Anvil Desktop / Assurance
Data, governance, and evidence
Anvil Desktop is local-first, but local does not mean casual. The app stores workspace state, repository metadata, connector settings, work evidence, review output, and workflow history in local persistence.
SQLite persistence
SQLite is the desktop persistence layer. Schema, current version, and migrations live in src/main/db/schema.ts; startup and migration execution live in src/main/db/database.ts.
When persistence changes:
- add a new migration
- preserve old migrations
- update service behavior
- test the affected path where practical
- document any user-visible data migration risk
Workspace state
Workspace state coordinates:
- active repositories
- provider connections
- selected roles
- preferences
- chat/session history
- review and security findings
- launch intents
- companion pairing state
Features should respect workspace state instead of inventing parallel global settings. Parallel state is how bugs learn to commute.
Governance surfaces
Governance features should make lifecycle state visible:
- work item readiness
- acceptance criteria gaps
- impact analysis
- risk notes
- compliance checks
- release readiness
- handover packs
- follow-up ownership
Governance should not become paperwork theater. If a gate does not affect a decision, it is probably decoration.
Evidence lifecycle
Evidence should move with the work:
- Planning identifies files, assumptions, and risks.

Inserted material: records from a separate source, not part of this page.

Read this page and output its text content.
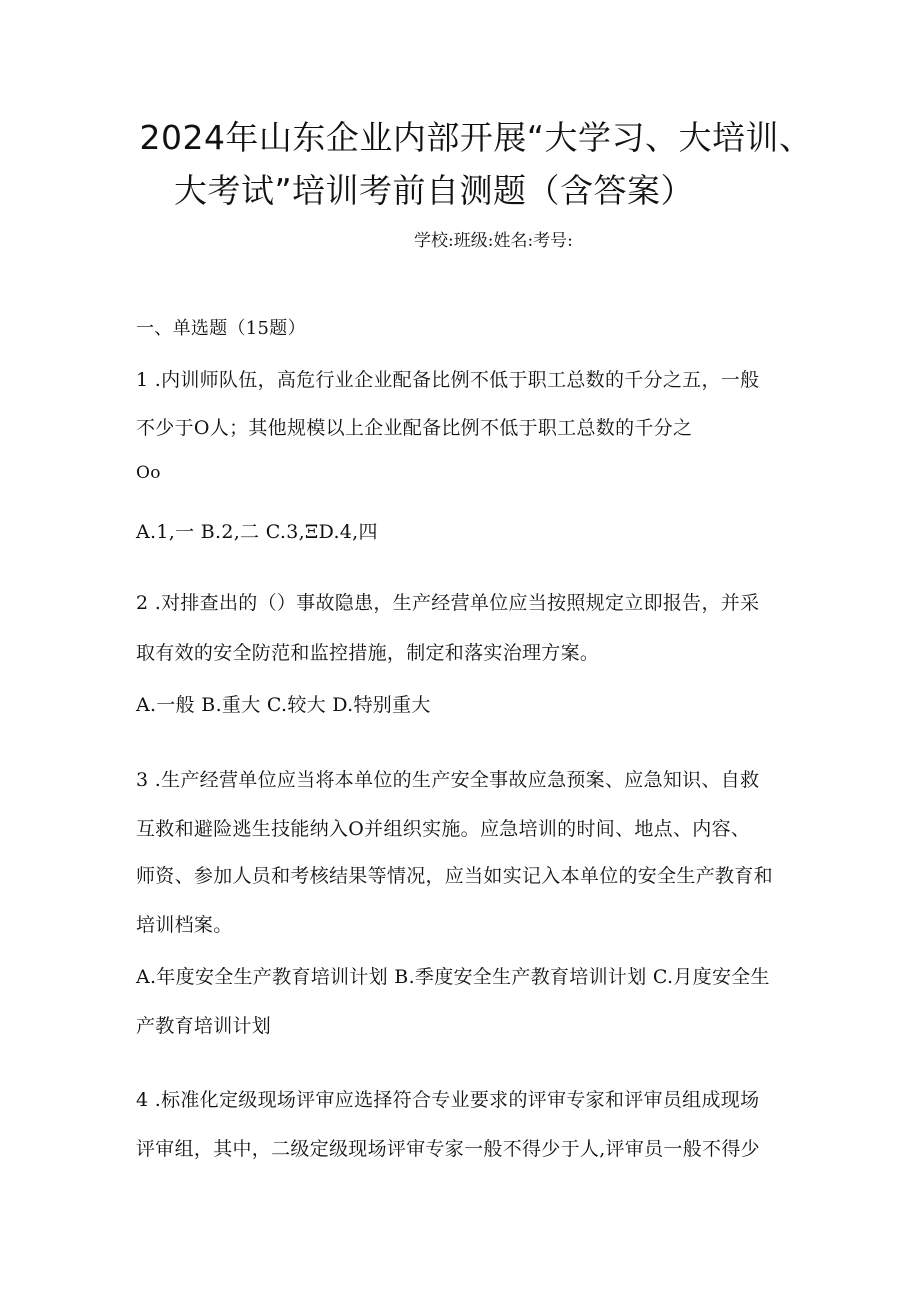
2024年山东企业内部开展“大学习、大培训、
大考试”培训考前自测题（含答案）
学校:班级:姓名:考号:
一、单选题（15题）
1 .内训师队伍，高危行业企业配备比例不低于职工总数的千分之五，一般
不少于O人；其他规模以上企业配备比例不低于职工总数的千分之
Oo
A.1,一 B.2,二 C.3,ΞD.4,四
2 .对排查出的（）事故隐患，生产经营单位应当按照规定立即报告，并采
取有效的安全防范和监控措施，制定和落实治理方案。
A.一般 B.重大 C.较大 D.特别重大
3 .生产经营单位应当将本单位的生产安全事故应急预案、应急知识、自救
互救和避险逃生技能纳入O并组织实施。应急培训的时间、地点、内容、
师资、参加人员和考核结果等情况，应当如实记入本单位的安全生产教育和
培训档案。
A.年度安全生产教育培训计划 B.季度安全生产教育培训计划 C.月度安全生
产教育培训计划
4 .标准化定级现场评审应选择符合专业要求的评审专家和评审员组成现场
评审组，其中，二级定级现场评审专家一般不得少于人,评审员一般不得少
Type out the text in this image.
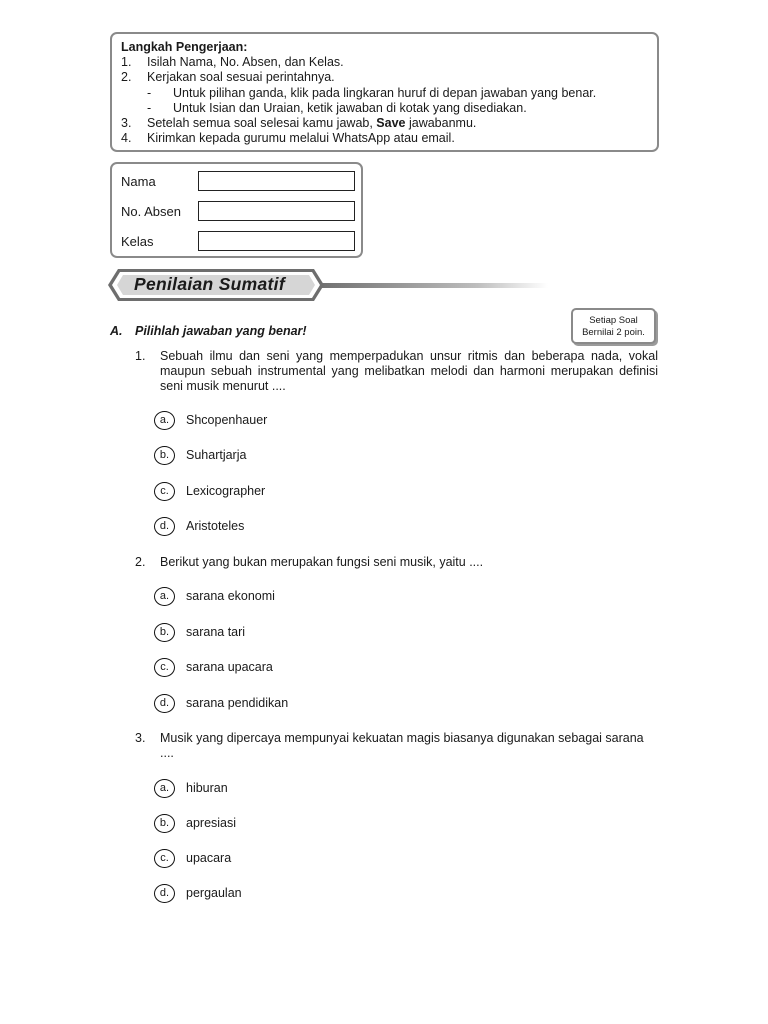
Langkah Pengerjaan:
1.	Isilah Nama, No. Absen, dan Kelas.
2.	Kerjakan soal sesuai perintahnya.
-	Untuk pilihan ganda, klik pada lingkaran huruf di depan jawaban yang benar.
-	Untuk Isian dan Uraian, ketik jawaban di kotak yang disediakan.
3.	Setelah semua soal selesai kamu jawab, Save jawabanmu.
4.	Kirimkan kepada gurumu melalui WhatsApp atau email.
Nama
No. Absen
Kelas
Penilaian Sumatif
A.	Pilihlah jawaban yang benar!
Setiap Soal
Bernilai 2 poin.
1.	Sebuah ilmu dan seni yang memperpadukan unsur ritmis dan beberapa nada, vokal maupun sebuah instrumental yang melibatkan melodi dan harmoni merupakan definisi seni musik menurut ....
a.	Shcopenhauer
b.	Suhartjarja
c.	Lexicographer
d.	Aristoteles
2.	Berikut yang bukan merupakan fungsi seni musik, yaitu ....
a.	sarana ekonomi
b.	sarana tari
c.	sarana upacara
d.	sarana pendidikan
3.	Musik yang dipercaya mempunyai kekuatan magis biasanya digunakan sebagai sarana ....
a.	hiburan
b.	apresiasi
c.	upacara
d.	pergaulan
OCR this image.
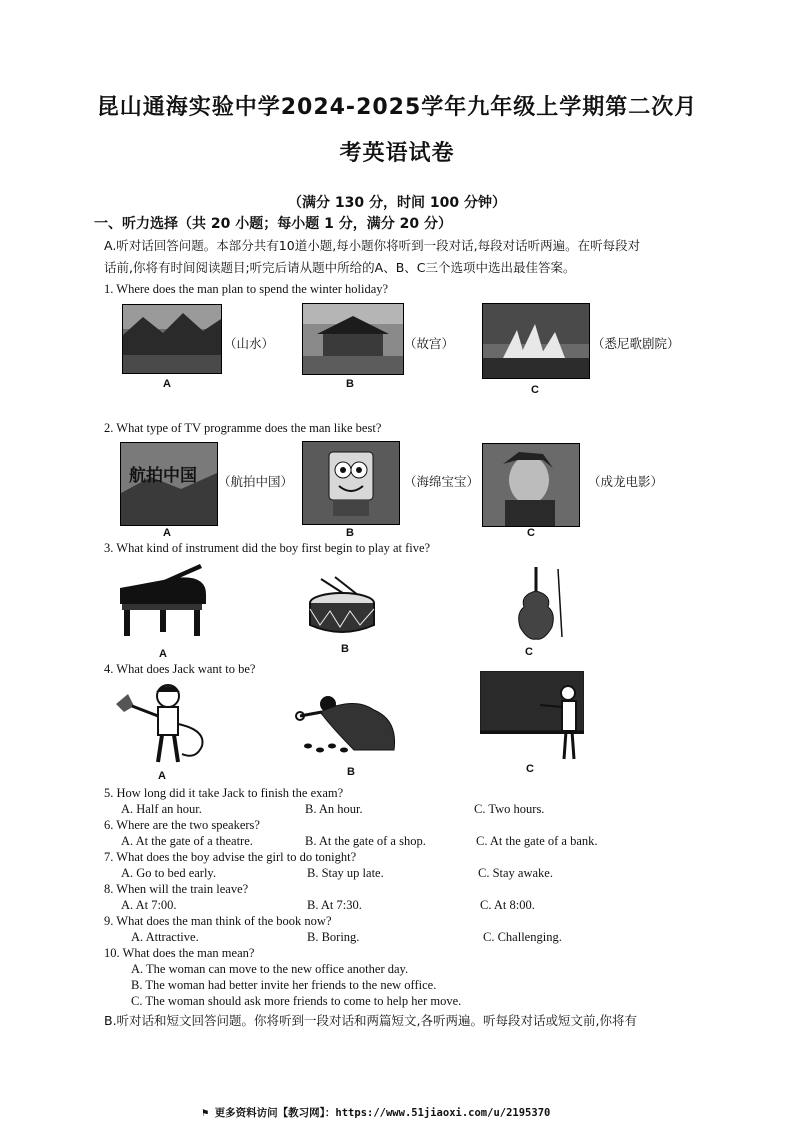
昆山通海实验中学2024-2025学年九年级上学期第二次月
考英语试卷
（满分 130 分，时间 100 分钟）
一、听力选择（共 20 小题；每小题 1 分，满分 20 分）
A.听对话回答问题。本部分共有10道小题,每小题你将听到一段对话,每段对话听两遍。在听每段对
话前,你将有时间阅读题目;听完后请从题中所给的A、B、C三个选项中选出最佳答案。
1. Where does the man plan to spend the winter holiday?
（山水）
A
（故宫）
B
（悉尼歌剧院）
C
2. What type of TV programme does the man like best?
航拍中国 （航拍中国）
A
（海绵宝宝）
B
（成龙电影）
C
3. What kind of instrument did the boy first begin to play at five?
A	B	C
4. What does Jack want to be?
A	B	C
5. How long did it take Jack to finish the exam?
A. Half an hour.	B. An hour.	C. Two hours.
6. Where are the two speakers?
A. At the gate of a theatre.	B. At the gate of a shop.	C. At the gate of a bank.
7. What does the boy advise the girl to do tonight?
A. Go to bed early.	B. Stay up late.	C. Stay awake.
8. When will the train leave?
A. At 7:00.	B. At 7:30.	C. At 8:00.
9. What does the man think of the book now?
A. Attractive.	B. Boring.	C. Challenging.
10. What does the man mean?
A. The woman can move to the new office another day.
B. The woman had better invite her friends to the new office.
C. The woman should ask more friends to come to help her move.
B.听对话和短文回答问题。你将听到一段对话和两篇短文,各听两遍。听每段对话或短文前,你将有
⚑ 更多资料访问【教习网】：https://www.51jiaoxi.com/u/2195370
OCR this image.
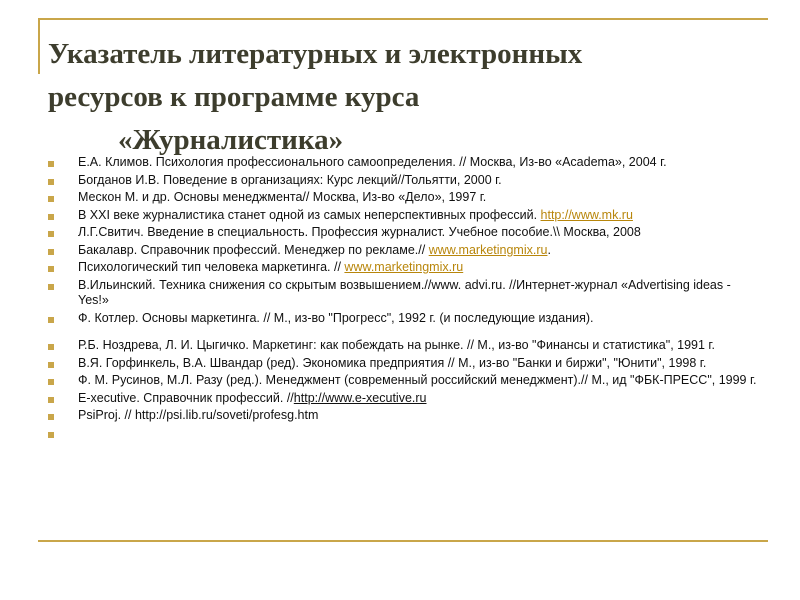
Указатель литературных и электронных
ресурсов к программе курса
«Журналистика»
Е.А. Климов. Психология профессионального самоопределения. // Москва, Из-во «Academa», 2004 г.
Богданов И.В. Поведение в организациях: Курс лекций//Тольятти, 2000 г.
Мескон М. и др. Основы менеджмента// Москва, Из-во «Дело», 1997 г.
В XXI веке журналистика станет одной из самых неперспективных профессий. http://www.mk.ru
Л.Г.Свитич. Введение в специальность. Профессия журналист. Учебное пособие.\\ Москва, 2008
Бакалавр. Справочник профессий. Менеджер по рекламе.// www.marketingmix.ru.
Психологический тип человека маркетинга. // www.marketingmix.ru
В.Ильинский. Техника снижения со скрытым возвышением.//www. advi.ru. //Интернет-журнал «Advertising ideas - Yes!»
Ф. Котлер. Основы маркетинга. // М., из-во "Прогресс", 1992 г. (и последующие издания).
Р.Б. Ноздрева, Л. И. Цыгичко. Маркетинг: как побеждать на рынке. // М., из-во "Финансы и статистика", 1991 г.
В.Я. Горфинкель, В.А. Швандар (ред). Экономика предприятия // М., из-во "Банки и биржи", "Юнити", 1998 г.
Ф. М. Русинов, М.Л. Разу (ред.). Менеджмент (современный российский менеджмент).// М., ид "ФБК-ПРЕСС", 1999 г.
E-xecutive. Справочник профессий. //http://www.e-xecutive.ru
PsiProj. // http://psi.lib.ru/soveti/profesg.htm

- Implementation changes code and records validation.
- Review and security sessions produce findings.
- Fixes update evidence and rerun checks.
- Handover summarizes changed behavior, passed checks, skipped checks, and remaining risk.
The useful artifact is not the chat transcript. It is the reviewable summary with enough source references and command context to trust.
Connector data
Connector configuration can involve provider tokens, issue metadata, repository state, and documentation systems. Treat those values as credentials or sensitive workflow data.
The renderer should not own secret handling. Main-process services and the preload bridge should keep privileged access behind explicit APIs.